How can a dullard yet with brilliance see
Where jealousy black shadow does impart?
Let bards be judged by words they fairly writ
And not by fools that never penned a whit.

© Loubert S Suddaby. All Rights Reserved.

Sonnet 228

Though eyes may never scan these worthless lines
And tongues may never speak the words they hold,
Though heaven may not bless, this hope might find
Some paltry reverence as a story old.
Surviving as a parchment from this age
Perhaps requiring translation to explain,
Desiring to some distant soul engage,
And touch what human vestiges remain.
Once, lost in time, a man a beauty loved
And he did love her with a force supreme,
But yet his troth to her could not be proved
And she a mighty truth forthwith demeaned.
What matters to a love that lasts all time,
If it be etched in unrequited rhyme?

© Loubert S Suddaby. All Rights Reserved.

Sonnet 227

No, I had not prepared myself for Death
Although I knew that he would one day knock
Upon the door of life; I felt his breath
When the door opened, a clammy shock
Yet I welcomed him in and poured a glass;
He drank it down looking suitably grim.
So who have you come for today, I asked;
Why your father, of course, I’ve come for him-
But he is far too young, I did protest,
His meager life has fairly just begun;
That matters not to me he did confess,
I claim them all, those souls, both old and young;
But no, not him!
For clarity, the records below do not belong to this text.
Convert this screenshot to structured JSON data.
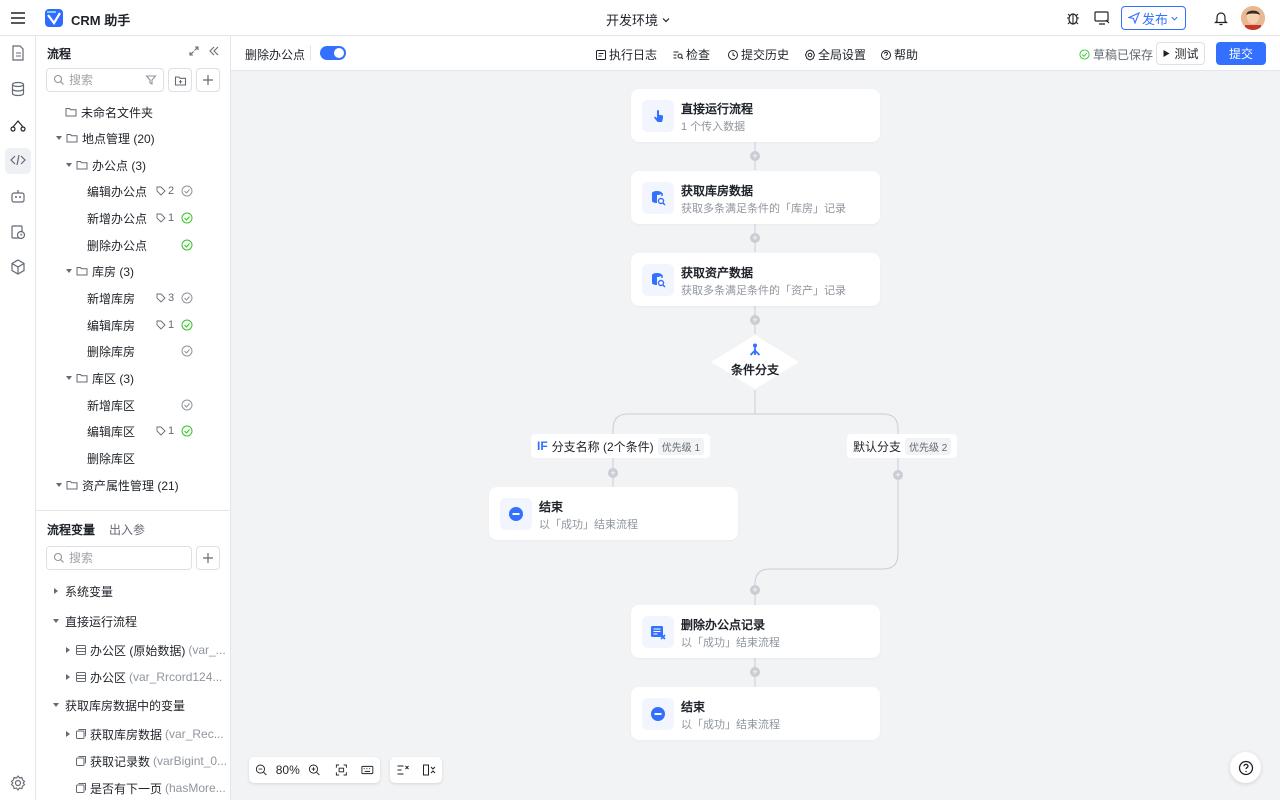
{
  "header": {
    "app_title": "CRM 助手",
    "environment": "开发环境",
    "publish_label": "发布"
  },
  "panel": {
    "title": "流程",
    "search_placeholder": "搜索",
    "tree": [
      {
        "label": "未命名文件夹"
      },
      {
        "label": "地点管理 (20)"
      },
      {
        "label": "办公点 (3)"
      },
      {
        "label": "编辑办公点",
        "tag": "2"
      },
      {
        "label": "新增办公点",
        "tag": "1"
      },
      {
        "label": "删除办公点"
      },
      {
        "label": "库房 (3)"
      },
      {
        "label": "新增库房",
        "tag": "3"
      },
      {
        "label": "编辑库房",
        "tag": "1"
      },
      {
        "label": "删除库房"
      },
      {
        "label": "库区 (3)"
      },
      {
        "label": "新增库区"
      },
      {
        "label": "编辑库区",
        "tag": "1"
      },
      {
        "label": "删除库区"
      },
      {
        "label": "资产属性管理 (21)"
      }
    ]
  },
  "vars": {
    "tab_vars": "流程变量",
    "tab_io": "出入参",
    "search_placeholder": "搜索",
    "rows": [
      {
        "label": "系统变量",
        "sub": ""
      },
      {
        "label": "直接运行流程",
        "sub": ""
      },
      {
        "label": "办公区 (原始数据)",
        "sub": "(var_..."
      },
      {
        "label": "办公区",
        "sub": "(var_Rrcord124..."
      },
      {
        "label": "获取库房数据中的变量",
        "sub": ""
      },
      {
        "label": "获取库房数据",
        "sub": "(var_Rec..."
      },
      {
        "label": "获取记录数",
        "sub": "(varBigint_0..."
      },
      {
        "label": "是否有下一页",
        "sub": "(hasMore..."
      }
    ]
  },
  "toolbar": {
    "flow_name": "删除办公点",
    "exec_log": "执行日志",
    "check": "检查",
    "history": "提交历史",
    "global": "全局设置",
    "help": "帮助",
    "saved": "草稿已保存",
    "test": "测试",
    "submit": "提交"
  },
  "flow": {
    "n1": {
      "title": "直接运行流程",
      "desc": "1 个传入数据"
    },
    "n2": {
      "title": "获取库房数据",
      "desc": "获取多条满足条件的「库房」记录"
    },
    "n3": {
      "title": "获取资产数据",
      "desc": "获取多条满足条件的「资产」记录"
    },
    "cond": "条件分支",
    "branch_if_kw": "IF",
    "branch_if": "分支名称 (2个条件)",
    "branch_if_prio": "优先级 1",
    "branch_default": "默认分支",
    "branch_default_prio": "优先级 2",
    "end1": {
      "title": "结束",
      "desc": "以「成功」结束流程"
    },
    "n4": {
      "title": "删除办公点记录",
      "desc": "以「成功」结束流程"
    },
    "end2": {
      "title": "结束",
      "desc": "以「成功」结束流程"
    }
  },
  "zoom": "80%",
  "colors": {
    "accent": "#3370ff",
    "success": "#34c724",
    "line": "#c9cdd4"
  }
}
Not him! I did implore-
He took him by the hand….and closed the door.

© Loubert S Suddaby. All Rights Reserved.

Sonnet 226

I did not watch them shovel dirt on him
After he was laid in the cold black earth;
Surrounding faces seemed so wan and grim,
Staring at the epilogue of life’s worth.
Though hymns were sung, were none I do recall,
No words the preacher said rang clear, no none;
Someone mumbled something, and tears did fall,
With blank heaven above and a wizened sun
Looking down on black ants, that moved in mime.
I recall only sadness that day in June,
And many cheeks bleached by hot sweat and brine,
A world grey with voices out of tune-
A feckless god in an amorphous sky
And eyes bled red when all the grief ran dry.
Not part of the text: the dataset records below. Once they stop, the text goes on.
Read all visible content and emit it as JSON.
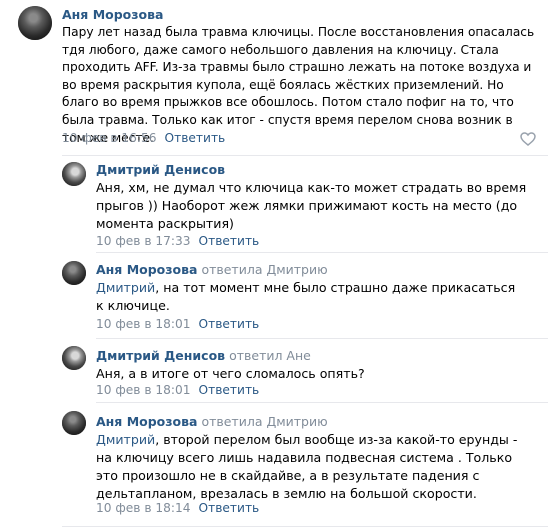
{
  "comments": [
    {
      "author": "Аня Морозова",
      "reply_to": "",
      "mention": "",
      "text": "Пару лет назад была травма ключицы. После восстановления опасалась тдя любого, даже самого небольшого давления на ключицу. Стала проходить AFF. Из-за травмы было страшно лежать на потоке воздуха и во время раскрытия купола, ещё боялась жёстких приземлений. Но благо во время прыжков все обошлось. Потом стало пофиг на то, что была травма. Только как итог - спустя время перелом снова возник в том же месте.",
      "date": "10 фев в 16:56",
      "reply_label": "Ответить"
    },
    {
      "author": "Дмитрий Денисов",
      "reply_to": "",
      "mention": "",
      "text": "Аня, хм, не думал что ключица как-то может страдать во время прыгов )) Наоборот жеж лямки прижимают кость на место (до момента раскрытия)",
      "date": "10 фев в 17:33",
      "reply_label": "Ответить"
    },
    {
      "author": "Аня Морозова",
      "reply_to": "ответила Дмитрию",
      "mention": "Дмитрий",
      "text": ", на тот момент мне было страшно даже прикасаться к ключице.",
      "date": "10 фев в 18:01",
      "reply_label": "Ответить"
    },
    {
      "author": "Дмитрий Денисов",
      "reply_to": "ответил Ане",
      "mention": "",
      "text": "Аня, а в итоге от чего сломалось опять?",
      "date": "10 фев в 18:01",
      "reply_label": "Ответить"
    },
    {
      "author": "Аня Морозова",
      "reply_to": "ответила Дмитрию",
      "mention": "Дмитрий",
      "text": ", второй перелом был вообще из-за какой-то ерунды - на ключицу всего лишь надавила подвесная система . Только это произошло не в скайдайве, а в результате падения с дельтапланом, врезалась в землю на большой скорости.",
      "date": "10 фев в 18:14",
      "reply_label": "Ответить"
    }
  ],
  "icons": {
    "like": "heart-icon",
    "avatar": "user-avatar"
  },
  "colors": {
    "author": "#2a5885",
    "meta": "#818c99",
    "separator": "#e7e8ec"
  }
}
© Loubert S Suddaby. All Rights Reserved.

Sonnet 225

I found a path forged through a nameless wood,
O’ergrown from seldom travel it appeared,
Where man or beast of purpose surely could
Still plumb those depths of claustrophobic fear.
Though bramble choked and dark, it still called out
To dauntless travelers that might give it heed,
Where every step it’s thronging weeds would flout
And passage there it’s girdling green impede.
What purpose then could such a trail once serve,
And for such service, who would blaze it there?
To navigate those depths, what might I learn
Of unnamed motive lost to disrepair?
Would journey such to sate a curious mind
So justify the thorns there sure to find?
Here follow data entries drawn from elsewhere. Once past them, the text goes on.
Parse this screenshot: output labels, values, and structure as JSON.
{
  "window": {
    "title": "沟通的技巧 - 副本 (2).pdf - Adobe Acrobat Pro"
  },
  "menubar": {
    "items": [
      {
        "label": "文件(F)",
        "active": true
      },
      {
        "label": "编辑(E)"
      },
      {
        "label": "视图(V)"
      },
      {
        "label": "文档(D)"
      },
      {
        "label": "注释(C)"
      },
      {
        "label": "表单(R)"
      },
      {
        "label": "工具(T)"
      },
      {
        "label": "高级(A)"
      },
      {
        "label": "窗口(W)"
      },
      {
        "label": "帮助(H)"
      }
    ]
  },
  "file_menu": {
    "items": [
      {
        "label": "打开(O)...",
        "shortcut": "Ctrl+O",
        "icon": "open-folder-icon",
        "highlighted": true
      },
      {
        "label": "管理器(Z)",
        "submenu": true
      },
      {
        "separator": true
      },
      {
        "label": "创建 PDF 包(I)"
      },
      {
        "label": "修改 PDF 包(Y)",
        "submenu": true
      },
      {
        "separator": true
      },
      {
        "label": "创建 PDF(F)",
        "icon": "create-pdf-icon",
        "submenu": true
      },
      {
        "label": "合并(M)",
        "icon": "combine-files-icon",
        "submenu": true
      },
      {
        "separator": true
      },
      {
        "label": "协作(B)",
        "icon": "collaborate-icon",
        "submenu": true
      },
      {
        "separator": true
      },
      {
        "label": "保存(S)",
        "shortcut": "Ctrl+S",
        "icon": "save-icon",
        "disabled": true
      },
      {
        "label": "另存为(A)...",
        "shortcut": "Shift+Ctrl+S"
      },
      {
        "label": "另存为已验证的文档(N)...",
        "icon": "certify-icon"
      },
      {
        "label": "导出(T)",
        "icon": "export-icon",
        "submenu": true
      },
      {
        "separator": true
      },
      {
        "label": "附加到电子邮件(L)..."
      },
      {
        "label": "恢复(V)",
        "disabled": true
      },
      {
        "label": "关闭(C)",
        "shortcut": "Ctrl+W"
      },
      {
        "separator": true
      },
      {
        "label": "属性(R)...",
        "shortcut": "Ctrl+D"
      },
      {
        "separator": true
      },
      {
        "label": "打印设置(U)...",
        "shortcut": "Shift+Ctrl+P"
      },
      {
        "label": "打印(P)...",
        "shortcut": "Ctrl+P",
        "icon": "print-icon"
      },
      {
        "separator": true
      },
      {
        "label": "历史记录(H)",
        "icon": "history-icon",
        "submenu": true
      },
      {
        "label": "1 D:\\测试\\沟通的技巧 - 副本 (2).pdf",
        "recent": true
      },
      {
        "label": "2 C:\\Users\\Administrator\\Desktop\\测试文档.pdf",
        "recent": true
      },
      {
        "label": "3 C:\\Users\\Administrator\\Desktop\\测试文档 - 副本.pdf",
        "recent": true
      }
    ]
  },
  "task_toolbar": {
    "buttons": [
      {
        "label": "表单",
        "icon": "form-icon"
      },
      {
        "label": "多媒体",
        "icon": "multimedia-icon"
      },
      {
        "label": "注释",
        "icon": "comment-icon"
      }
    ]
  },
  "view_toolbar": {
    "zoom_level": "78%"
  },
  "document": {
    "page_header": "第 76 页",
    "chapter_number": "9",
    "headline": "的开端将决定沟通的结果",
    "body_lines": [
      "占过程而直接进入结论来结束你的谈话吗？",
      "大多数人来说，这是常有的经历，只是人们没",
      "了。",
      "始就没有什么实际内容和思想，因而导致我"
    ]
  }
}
© Loubert S Suddaby. All Rights Reserved.

Sonnet 224

These tears of ink fall silent on my page,
Scribing my pallid face in crooked lines;
That well of ink, of depths no pen could gauge,
No words there writ could yet this grief confine.
‘Tis here my heart spills out it’s blackened stain
Now worn in blemished smudges on my sleeve,
And at my desk a crumpled man remains,
A soul bereft of why you chose to leave.
There is no god above, no god stands tall;
Or if there is, he chooses not to hear
This suffering love torn man who gave his all
And cherished so, the one his heart held dear;
Still I implore blank heaven in sorrowed ink,
As love and life in hopelessness now sink.